According to a recent ONC report, nearly a third of health IT developers preparing to meet 2015 Edition EHR certification requirements are currently using FHIR Release 2. More than half are using FHIR combined with OAuth 2.0, the industry standard for authorization.
The numbers are significant because about 82% of hospitals and nearly two-thirds of clinicians use 10 vendors that offer FHIR version EHRs. CMS has set a 2019 deadline for providers to comply with 2015 certification, and CMS Administrator Seema Verma has actively promoted use of open APIs to increase data sharing and discourage information blocking.
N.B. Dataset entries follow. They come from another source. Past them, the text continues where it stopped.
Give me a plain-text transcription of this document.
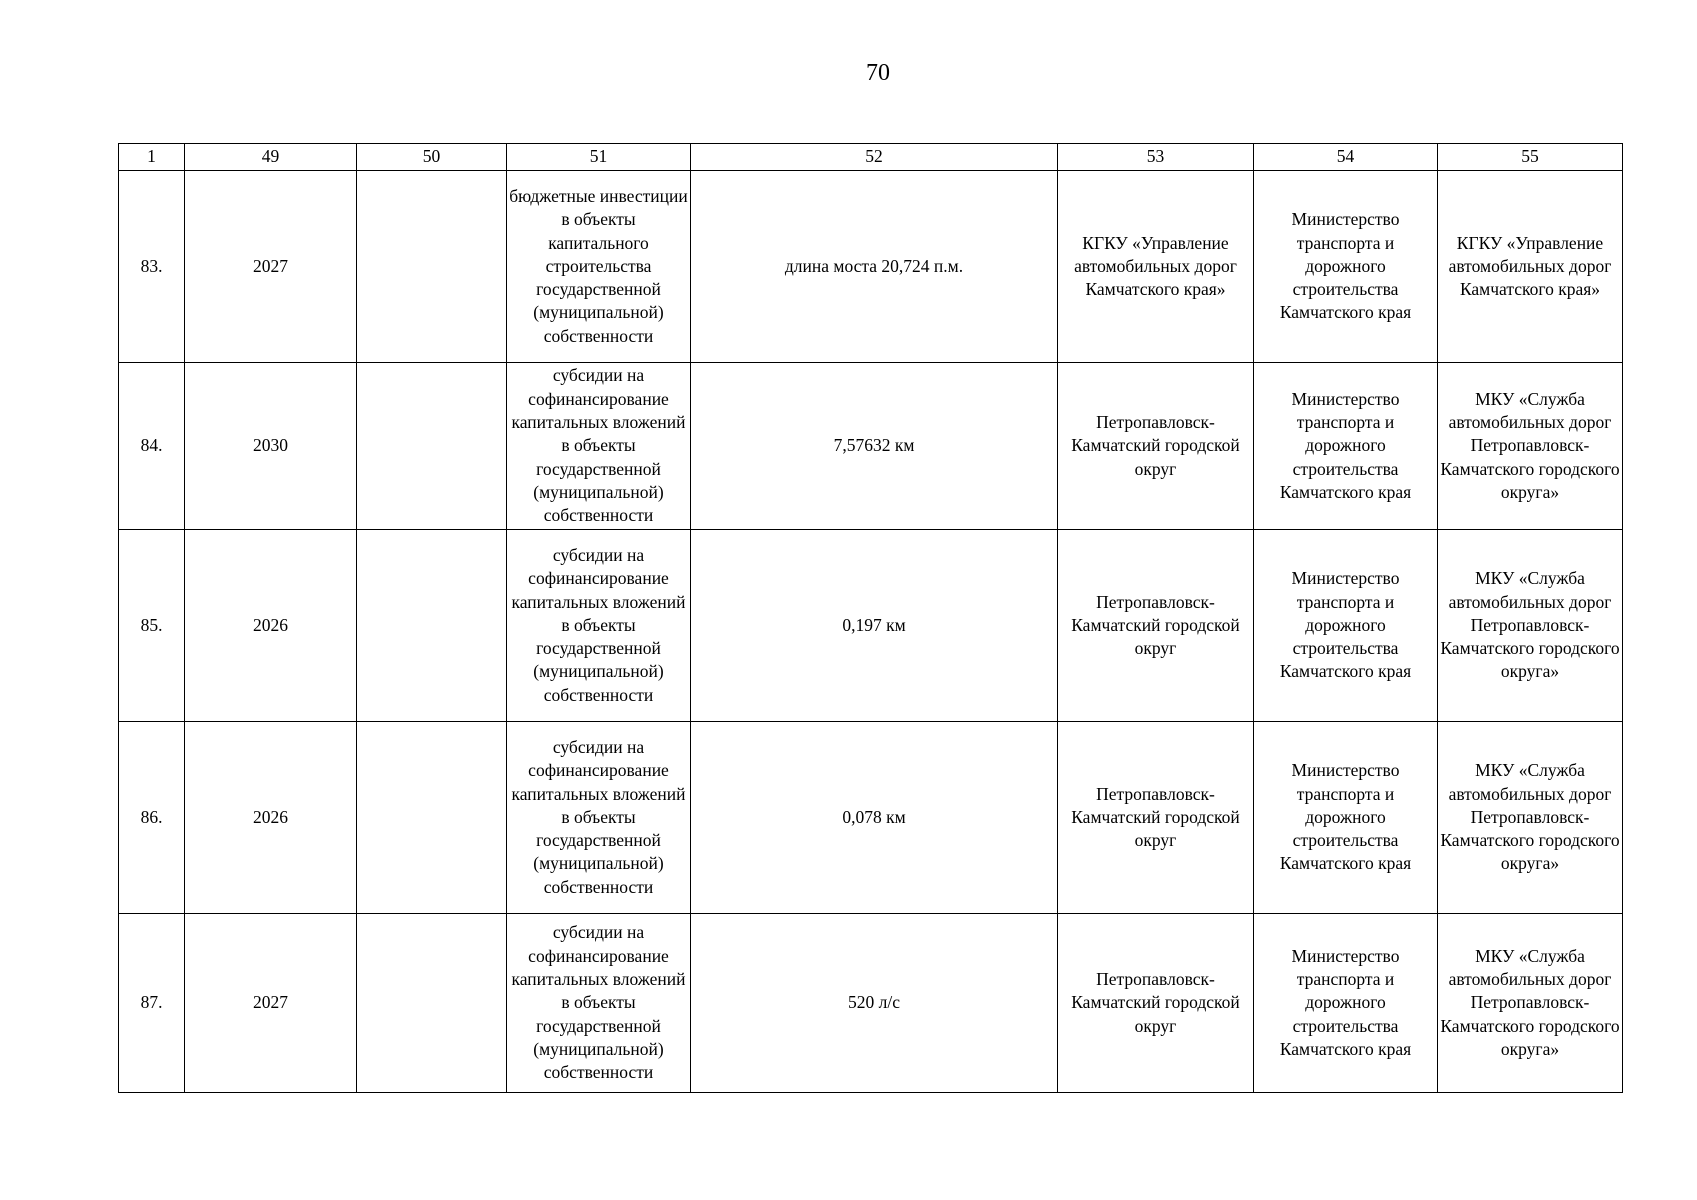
70
1	49	50	51	52	53	54	55
83.	2027		бюджетные инвестиции в объекты капитального строительства государственной (муниципальной) собственности	длина моста 20,724 п.м.	КГКУ «Управление автомобильных дорог Камчатского края»	Министерство транспорта и дорожного строительства Камчатского края	КГКУ «Управление автомобильных дорог Камчатского края»
84.	2030		субсидии на софинансирование капитальных вложений в объекты государственной (муниципальной) собственности	7,57632 км	Петропавловск-Камчатский городской округ	Министерство транспорта и дорожного строительства Камчатского края	МКУ «Служба автомобильных дорог Петропавловск-Камчатского городского округа»
85.	2026		субсидии на софинансирование капитальных вложений в объекты государственной (муниципальной) собственности	0,197 км	Петропавловск-Камчатский городской округ	Министерство транспорта и дорожного строительства Камчатского края	МКУ «Служба автомобильных дорог Петропавловск-Камчатского городского округа»
86.	2026		субсидии на софинансирование капитальных вложений в объекты государственной (муниципальной) собственности	0,078 км	Петропавловск-Камчатский городской округ	Министерство транспорта и дорожного строительства Камчатского края	МКУ «Служба автомобильных дорог Петропавловск-Камчатского городского округа»
87.	2027		субсидии на софинансирование капитальных вложений в объекты государственной (муниципальной) собственности	520 л/с	Петропавловск-Камчатский городской округ	Министерство транспорта и дорожного строительства Камчатского края	МКУ «Служба автомобильных дорог Петропавловск-Камчатского городского округа»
Overall, 87% of hospitals and 69% of Merit-Based Payment Incentive System-eligible clinicians use health IT developers that certify their products to some FHIR version.
In August, Geisinger and pharma giant Merck rolled out a set of patient communication and care delivery apps that comply with FHIR and two other open-source formats. Microsoft is also touting the framework with its FHIR Server for Azure, an open source project on GitHub meant to facilitate sharing and management of health data in the cloud.
Grahame Grieve, HL7 FHIR product director, called the R4 version a “significant milestone” in FHIR’s maturity and stability as an interoperability tool.
In addition to RESTful API, other normative features include XML and JSON formats and basic data types, the terminology layer (CodeSystem and ValueSet), the conformance framework (StructureDefinition and CapabilityStatement) and key resources Patient and Observation.